Land Art and Minimalism

Una delle costruzioni del Giardino dei Tarocchi, ricoperta di un fitto mosaico di ceramiche coloratissime.

Land Art and Minimalism

In the 1960s, from the New Dada was born Pop Art, which celebrated and criticised at the same time the modernity and everything that was conform. In the same years, Body Art, Land Art, and Minimal Art also burst into the art scene: all conceptualisms that deny the artwork as an object.

With the creation of the Fuseum in 1960 (a sculpture park that recalled an experiment carried out during the 1950s in his house at the seaside in Ansedonia), Brajo Fuso conveyed typical elements of the Modernism by Gaudì, as Niki de Saint Phalle in the Giardino dei Tarocchi did some years later. In certain aspects, the Fuseum is closed to the concept of Land Art (or Earth art): it suggests a type of art at everybody’s disposal, as Land artists wanted.

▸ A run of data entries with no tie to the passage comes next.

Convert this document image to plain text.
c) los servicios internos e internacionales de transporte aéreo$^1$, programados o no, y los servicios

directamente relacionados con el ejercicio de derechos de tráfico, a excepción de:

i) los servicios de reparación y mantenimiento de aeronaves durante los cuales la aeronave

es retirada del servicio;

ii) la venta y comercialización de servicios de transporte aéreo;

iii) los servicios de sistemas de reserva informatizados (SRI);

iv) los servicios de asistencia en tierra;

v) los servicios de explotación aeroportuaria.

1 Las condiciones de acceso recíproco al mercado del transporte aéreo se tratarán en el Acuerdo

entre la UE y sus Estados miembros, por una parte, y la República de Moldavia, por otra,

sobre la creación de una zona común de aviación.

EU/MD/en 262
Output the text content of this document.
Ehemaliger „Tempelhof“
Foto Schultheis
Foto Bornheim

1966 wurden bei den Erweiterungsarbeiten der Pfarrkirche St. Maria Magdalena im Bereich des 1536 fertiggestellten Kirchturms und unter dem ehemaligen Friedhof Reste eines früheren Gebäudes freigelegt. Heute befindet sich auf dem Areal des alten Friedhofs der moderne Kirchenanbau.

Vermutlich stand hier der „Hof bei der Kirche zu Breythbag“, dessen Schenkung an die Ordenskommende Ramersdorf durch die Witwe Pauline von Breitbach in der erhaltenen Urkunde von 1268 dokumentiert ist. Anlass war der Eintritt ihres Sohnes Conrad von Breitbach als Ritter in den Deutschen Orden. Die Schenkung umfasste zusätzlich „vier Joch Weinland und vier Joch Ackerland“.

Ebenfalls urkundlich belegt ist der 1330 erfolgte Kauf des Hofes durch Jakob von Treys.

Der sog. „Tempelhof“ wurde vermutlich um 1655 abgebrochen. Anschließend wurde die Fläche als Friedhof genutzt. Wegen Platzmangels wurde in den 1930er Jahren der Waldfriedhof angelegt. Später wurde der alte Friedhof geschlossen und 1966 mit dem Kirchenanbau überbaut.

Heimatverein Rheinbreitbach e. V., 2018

The traumatic post-war period disappeared in the mid-1960s; in the 1970s, Brajo Fuso tried to interpret the arrival of Minimalism. Through the Legni collection, he gave the definition of a regular and abstract concept that recalled the Structuralism of the early 1900s (for example, Mondrian). Fuso tried to find rationality but always including his extravagances. One thing only will be constant: the use of recycled objects.